Court is not an easy option. If you can find an alternative way of sorting things out, you should do so. This is called Alternative Dispute Resolution (ADR) also called Dispute Resolution (DR) or Non-court based Dispute Resolution (NCDR). Finding resolution can be likened to a ladder, where the first rung of the ladder is sitting down over a cup of tea with your ex to draw up a parenting plan. If that is not possible, then the second rung of the ladder could be couple counselling or mediation. The next rung of the ladder is arbitration, collaborative law or private FDRs. The top rung of the ladder is going to court.
More information about each form of ADR is set out below. Many forms of ADR, including mediation, can be tried even if a court case has already started.
It might seem an odd thing to include but couple counselling (often called marriage guidance) can help you work together as you end your relationship. See Relate for more info.
Mediation can help you reach an agreement about disputed issues arising from your separation (e.g. children, finances, communication). Mediation is voluntary. Mediators are impartial, do not advise you, and do not impose a decision upon you. Mediation is voluntary. If you are on a low income, or if your ex is on a low income you are both likely to qualify for free mediation through legal aid. Mediation often works best if you have some legal advice alongside it. See FMC for more info.

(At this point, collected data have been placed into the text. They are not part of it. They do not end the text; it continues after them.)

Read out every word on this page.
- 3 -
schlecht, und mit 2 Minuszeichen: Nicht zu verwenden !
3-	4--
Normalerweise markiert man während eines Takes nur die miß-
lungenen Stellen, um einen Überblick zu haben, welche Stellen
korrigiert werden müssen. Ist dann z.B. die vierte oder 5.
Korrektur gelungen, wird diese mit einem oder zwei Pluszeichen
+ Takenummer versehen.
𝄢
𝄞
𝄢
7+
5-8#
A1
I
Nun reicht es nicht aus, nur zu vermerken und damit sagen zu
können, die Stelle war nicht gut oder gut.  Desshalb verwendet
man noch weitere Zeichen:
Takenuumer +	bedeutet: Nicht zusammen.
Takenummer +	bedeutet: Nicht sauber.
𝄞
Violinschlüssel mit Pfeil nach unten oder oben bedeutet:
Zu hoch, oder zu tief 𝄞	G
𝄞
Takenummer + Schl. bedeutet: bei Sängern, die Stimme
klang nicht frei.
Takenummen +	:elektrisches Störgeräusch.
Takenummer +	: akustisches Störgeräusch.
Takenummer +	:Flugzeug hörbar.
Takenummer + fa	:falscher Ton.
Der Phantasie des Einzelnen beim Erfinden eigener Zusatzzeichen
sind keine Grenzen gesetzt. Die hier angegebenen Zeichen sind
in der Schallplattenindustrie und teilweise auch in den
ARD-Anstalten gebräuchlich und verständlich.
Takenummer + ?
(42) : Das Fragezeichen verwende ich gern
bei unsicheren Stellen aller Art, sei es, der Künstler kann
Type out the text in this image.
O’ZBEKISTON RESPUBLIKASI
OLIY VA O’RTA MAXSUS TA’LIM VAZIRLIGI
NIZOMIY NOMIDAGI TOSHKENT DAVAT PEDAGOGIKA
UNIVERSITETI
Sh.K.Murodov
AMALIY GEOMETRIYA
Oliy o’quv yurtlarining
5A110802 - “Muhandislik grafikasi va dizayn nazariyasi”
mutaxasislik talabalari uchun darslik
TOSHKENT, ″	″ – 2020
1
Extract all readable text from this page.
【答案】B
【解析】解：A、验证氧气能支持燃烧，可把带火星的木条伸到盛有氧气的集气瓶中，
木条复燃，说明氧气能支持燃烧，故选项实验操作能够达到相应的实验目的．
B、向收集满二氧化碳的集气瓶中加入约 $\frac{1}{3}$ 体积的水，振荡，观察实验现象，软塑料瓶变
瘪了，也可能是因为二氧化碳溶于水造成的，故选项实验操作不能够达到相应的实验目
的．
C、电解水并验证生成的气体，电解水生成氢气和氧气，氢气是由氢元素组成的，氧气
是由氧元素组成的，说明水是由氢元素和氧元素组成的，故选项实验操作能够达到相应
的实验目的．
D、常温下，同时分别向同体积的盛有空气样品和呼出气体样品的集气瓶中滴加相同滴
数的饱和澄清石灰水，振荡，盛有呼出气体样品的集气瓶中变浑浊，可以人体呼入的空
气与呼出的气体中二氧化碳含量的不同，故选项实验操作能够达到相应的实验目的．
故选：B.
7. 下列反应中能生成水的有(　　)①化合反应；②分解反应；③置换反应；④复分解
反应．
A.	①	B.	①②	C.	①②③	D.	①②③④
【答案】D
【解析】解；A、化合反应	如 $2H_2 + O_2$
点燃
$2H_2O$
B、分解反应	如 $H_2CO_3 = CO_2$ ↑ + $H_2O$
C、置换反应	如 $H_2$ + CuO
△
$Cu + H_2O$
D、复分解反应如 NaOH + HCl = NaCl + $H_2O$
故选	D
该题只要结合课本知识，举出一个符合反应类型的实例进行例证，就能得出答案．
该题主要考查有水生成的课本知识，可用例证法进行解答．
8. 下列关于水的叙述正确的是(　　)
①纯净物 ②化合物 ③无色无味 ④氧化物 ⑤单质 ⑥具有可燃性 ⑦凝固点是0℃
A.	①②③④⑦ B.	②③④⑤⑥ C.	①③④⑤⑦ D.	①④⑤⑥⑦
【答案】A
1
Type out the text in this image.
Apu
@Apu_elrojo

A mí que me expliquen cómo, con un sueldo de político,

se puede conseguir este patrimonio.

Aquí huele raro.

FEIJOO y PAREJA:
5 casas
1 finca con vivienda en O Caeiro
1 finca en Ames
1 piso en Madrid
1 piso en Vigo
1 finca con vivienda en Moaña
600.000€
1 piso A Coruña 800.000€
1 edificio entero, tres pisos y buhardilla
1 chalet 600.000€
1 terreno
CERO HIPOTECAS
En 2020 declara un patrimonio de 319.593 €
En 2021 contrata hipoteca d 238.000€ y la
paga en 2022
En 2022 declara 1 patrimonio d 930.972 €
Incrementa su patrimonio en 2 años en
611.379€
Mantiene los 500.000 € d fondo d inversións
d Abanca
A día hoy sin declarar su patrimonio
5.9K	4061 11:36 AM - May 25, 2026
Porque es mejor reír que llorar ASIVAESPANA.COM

Arbitration is voluntary, but once you have agreed to go to arbitration an arbitrator will make a binding decision instead of a judge. The decision can be enforced in court. Currently only available for financial disputes but may in due course be available for disputes about children. Most often used where there are significant assets or a particular need for privacy. See IFLA for more info.
Both parties instruct lawyers trained as Collaborative Lawyers who work together in an attempt to achieve a resolution and are less restricted in their dealings with the other lawyer than would normally be the case. If an agreement can’t be reached the Collaborative Lawyers drop out and the parties have to instruct fresh lawyers for any court case that follows.
Family Group Conference
Often used where there are child protection concerns or where a family unit has a particular need for ongoing support (perhaps because a member of the family has a disability). See the videos by the Family Rights Group here.
Parties and their lawyers agree to set aside a day to come together and attempt to negotiate a settlement in an attempt to avoid court. Most often used where there are significant assets or a particular need for privacy.
Parties pay an experienced lawyer, retired or part time judge to carry out a “Financial Dispute Resolution Hearing” for them with the aim of reaching a settlement about finances. A FDR is a hearing where a judge hears a summary of the parties positions and gives guidance to them about what outcomes are likely or sensible. Most often used where there are significant assets or a particular need for privacy.